Deepseek AI Deepseek Coder V2 Lite Instruct speed on RTX 4070 Ti Super and quantization-level VRAM fit.
RTX 4070 Ti Super meets the minimum VRAM requirement for Q4 inference of Deepseek AI Deepseek Coder V2 Lite Instruct. Review the quantization breakdown below to see how higher precision settings impact VRAM and throughput.
Query match answer
Deepseek ai deepseek coder v2 lite instruct speed on rtx 4070 ti super
Deepseek AI Deepseek Coder V2 Lite Instruct runs on RTX 4070 Ti Super at about 170 tok/s at Q4 in our current compatibility dataset.
Based on 1,079 impressions tracked in Search Console.
RTX 4070 Ti Super can run Deepseek AI Deepseek Coder V2 Lite Instruct with Q4 quantization. At approximately 170 tokens/second, you can expect Excellent speed - conversational response times under 1 second.
You have 15GB headroom, which is sufficient for system overhead and smooth operation.

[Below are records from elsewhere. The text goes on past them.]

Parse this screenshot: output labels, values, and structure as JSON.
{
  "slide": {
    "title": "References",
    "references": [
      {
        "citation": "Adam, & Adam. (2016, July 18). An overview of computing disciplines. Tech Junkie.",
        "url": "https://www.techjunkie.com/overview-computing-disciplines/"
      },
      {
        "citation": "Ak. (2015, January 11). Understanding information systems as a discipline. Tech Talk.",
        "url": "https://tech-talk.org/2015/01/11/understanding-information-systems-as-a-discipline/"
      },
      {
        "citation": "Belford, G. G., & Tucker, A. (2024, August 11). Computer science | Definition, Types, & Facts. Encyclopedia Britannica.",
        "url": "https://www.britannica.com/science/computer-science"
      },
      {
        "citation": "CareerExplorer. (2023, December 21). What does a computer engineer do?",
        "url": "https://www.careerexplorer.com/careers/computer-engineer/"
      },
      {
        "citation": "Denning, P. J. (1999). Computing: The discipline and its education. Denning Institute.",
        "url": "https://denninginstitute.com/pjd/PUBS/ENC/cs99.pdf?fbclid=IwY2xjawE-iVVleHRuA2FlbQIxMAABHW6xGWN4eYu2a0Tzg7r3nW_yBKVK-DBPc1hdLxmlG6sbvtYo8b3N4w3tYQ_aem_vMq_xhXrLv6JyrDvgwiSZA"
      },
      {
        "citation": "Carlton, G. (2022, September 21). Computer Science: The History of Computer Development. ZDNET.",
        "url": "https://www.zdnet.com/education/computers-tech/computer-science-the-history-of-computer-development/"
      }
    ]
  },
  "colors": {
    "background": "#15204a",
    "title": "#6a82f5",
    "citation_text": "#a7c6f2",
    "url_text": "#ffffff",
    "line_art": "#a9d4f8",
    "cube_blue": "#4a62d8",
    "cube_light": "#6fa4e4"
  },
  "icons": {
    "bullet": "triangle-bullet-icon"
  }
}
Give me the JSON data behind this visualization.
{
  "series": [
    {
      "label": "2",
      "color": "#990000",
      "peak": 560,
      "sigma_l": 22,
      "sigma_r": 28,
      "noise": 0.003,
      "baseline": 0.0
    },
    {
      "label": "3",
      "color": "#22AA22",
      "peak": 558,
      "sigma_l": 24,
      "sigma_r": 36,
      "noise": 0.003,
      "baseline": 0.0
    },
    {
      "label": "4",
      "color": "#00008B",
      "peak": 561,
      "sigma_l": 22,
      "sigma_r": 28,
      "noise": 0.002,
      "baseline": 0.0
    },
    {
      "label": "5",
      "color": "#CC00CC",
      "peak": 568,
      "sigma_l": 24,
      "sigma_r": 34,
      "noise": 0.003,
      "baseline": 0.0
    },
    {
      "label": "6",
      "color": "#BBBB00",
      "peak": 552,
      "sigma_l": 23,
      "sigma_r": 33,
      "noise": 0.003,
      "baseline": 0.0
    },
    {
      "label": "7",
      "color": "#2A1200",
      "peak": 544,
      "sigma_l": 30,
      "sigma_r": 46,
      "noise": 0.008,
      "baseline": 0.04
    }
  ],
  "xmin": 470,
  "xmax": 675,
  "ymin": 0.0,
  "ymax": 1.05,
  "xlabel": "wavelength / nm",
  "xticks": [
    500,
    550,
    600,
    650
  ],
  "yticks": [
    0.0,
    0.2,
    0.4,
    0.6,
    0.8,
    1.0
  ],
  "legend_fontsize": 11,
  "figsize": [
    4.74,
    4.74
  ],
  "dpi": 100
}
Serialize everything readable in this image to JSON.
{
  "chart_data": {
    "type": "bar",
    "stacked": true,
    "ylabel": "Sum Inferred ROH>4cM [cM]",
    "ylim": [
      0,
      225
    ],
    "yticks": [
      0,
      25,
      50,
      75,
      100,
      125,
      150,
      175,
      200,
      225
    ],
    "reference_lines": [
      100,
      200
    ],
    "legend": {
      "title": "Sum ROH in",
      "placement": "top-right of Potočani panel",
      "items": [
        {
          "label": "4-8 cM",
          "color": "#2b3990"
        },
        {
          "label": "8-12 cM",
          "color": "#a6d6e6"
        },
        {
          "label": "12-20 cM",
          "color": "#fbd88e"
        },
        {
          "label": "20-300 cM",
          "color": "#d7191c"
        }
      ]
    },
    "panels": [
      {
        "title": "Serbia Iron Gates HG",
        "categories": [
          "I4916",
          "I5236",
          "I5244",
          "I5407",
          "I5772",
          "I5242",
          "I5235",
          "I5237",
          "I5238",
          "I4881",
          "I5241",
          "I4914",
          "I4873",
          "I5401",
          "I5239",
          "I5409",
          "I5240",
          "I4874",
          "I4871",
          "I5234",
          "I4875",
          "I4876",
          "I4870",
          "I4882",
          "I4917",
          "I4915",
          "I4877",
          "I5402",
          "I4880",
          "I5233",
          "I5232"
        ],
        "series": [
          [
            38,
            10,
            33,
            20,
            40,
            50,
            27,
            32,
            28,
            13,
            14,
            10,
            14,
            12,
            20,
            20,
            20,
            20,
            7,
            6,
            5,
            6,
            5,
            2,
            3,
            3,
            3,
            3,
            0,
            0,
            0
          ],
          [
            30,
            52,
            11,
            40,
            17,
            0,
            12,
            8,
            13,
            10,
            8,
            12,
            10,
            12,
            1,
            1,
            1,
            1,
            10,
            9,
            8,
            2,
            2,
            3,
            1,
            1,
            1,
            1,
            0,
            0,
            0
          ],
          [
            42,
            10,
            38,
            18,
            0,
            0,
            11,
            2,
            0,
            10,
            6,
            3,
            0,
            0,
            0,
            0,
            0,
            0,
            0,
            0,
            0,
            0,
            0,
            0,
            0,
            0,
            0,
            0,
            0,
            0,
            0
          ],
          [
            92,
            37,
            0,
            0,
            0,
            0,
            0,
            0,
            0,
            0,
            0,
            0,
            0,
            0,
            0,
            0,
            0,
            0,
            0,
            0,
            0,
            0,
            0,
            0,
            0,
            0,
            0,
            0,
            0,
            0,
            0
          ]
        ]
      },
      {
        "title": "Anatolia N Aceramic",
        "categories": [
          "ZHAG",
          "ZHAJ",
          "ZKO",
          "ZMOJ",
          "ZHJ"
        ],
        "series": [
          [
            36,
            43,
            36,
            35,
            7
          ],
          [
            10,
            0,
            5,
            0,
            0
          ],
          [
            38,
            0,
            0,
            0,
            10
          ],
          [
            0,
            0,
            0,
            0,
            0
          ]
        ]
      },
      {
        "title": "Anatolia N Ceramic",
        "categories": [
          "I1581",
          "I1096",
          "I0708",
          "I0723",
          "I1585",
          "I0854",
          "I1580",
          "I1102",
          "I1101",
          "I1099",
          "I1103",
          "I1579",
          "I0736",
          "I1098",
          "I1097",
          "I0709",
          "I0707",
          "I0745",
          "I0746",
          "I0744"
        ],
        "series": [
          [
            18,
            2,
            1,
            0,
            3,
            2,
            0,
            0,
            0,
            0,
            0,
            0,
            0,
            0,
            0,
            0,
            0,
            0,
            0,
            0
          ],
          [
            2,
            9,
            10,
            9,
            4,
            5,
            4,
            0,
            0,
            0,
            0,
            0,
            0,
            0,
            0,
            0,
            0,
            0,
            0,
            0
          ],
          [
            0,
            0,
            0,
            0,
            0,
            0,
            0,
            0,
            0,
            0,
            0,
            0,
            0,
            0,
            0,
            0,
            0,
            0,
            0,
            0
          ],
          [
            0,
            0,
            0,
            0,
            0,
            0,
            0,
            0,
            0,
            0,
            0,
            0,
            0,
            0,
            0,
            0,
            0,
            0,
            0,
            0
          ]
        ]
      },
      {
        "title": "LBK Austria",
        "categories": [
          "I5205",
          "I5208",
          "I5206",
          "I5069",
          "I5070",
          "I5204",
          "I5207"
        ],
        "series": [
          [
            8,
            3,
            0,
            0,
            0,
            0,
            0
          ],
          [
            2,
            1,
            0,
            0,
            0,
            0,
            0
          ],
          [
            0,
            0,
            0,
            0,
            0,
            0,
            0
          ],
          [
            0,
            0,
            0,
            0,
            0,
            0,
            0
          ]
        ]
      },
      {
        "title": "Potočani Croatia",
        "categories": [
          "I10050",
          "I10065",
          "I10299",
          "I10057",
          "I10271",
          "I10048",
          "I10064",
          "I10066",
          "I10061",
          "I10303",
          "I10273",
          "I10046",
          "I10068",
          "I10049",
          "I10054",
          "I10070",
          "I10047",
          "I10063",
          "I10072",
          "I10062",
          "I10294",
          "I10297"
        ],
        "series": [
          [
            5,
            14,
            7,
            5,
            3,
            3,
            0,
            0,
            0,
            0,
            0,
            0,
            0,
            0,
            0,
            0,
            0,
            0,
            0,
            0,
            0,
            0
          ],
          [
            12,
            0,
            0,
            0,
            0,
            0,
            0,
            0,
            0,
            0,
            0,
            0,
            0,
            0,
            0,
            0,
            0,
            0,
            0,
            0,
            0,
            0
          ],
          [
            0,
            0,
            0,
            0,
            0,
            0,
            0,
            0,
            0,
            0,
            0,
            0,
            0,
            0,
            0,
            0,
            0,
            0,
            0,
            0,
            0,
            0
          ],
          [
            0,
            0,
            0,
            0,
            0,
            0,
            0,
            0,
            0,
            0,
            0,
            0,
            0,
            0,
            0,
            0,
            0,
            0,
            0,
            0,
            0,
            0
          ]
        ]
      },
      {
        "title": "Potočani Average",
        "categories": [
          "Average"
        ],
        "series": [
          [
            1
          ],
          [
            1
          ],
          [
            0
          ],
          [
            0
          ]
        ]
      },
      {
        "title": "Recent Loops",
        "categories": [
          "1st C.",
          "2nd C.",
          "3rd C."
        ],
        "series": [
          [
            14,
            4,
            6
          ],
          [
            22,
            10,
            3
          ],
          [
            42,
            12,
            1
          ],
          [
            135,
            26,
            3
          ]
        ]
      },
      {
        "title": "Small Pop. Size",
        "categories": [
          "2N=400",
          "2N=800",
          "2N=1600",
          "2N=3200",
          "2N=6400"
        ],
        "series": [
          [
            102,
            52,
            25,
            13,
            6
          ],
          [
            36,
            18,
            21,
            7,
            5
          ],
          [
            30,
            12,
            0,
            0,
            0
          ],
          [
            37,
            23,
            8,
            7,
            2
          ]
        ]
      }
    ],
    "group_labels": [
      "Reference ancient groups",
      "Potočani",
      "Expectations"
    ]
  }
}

| Quantization | VRAM needed | VRAM available | Estimated speed | Verdict |
|---|---|---|---|---|
| Q4 | 1GB | 16GB | 169.80 tok/s | ✅ Fits comfortably |
| Q8 | 2GB | 16GB | 118.86 tok/s | ✅ Fits comfortably |
| FP16 | 4GB | 16GB | 64.53 tok/s | ✅ Fits comfortably |
Check current pricing links for RTX 4070 Ti Super and similar cards.
Open RTX 4070 Ti Super buy links →Use workload-focused recommendations before committing to a purchase.
Browse best GPU guides →Compare complete systems if you want ready-to-run hardware.
Compare prebuilt systems →RTX 4070 Ti Super can run Deepseek AI Deepseek Coder V2 Lite Instruct at Q4 with an estimated 170 tok/s.
Q4 inference is estimated to need about 1GB VRAM on this page, while RTX 4070 Ti Super has 16GB available.
If you need more speed or context headroom, compare alternative GPUs below and check higher-tier VRAM options.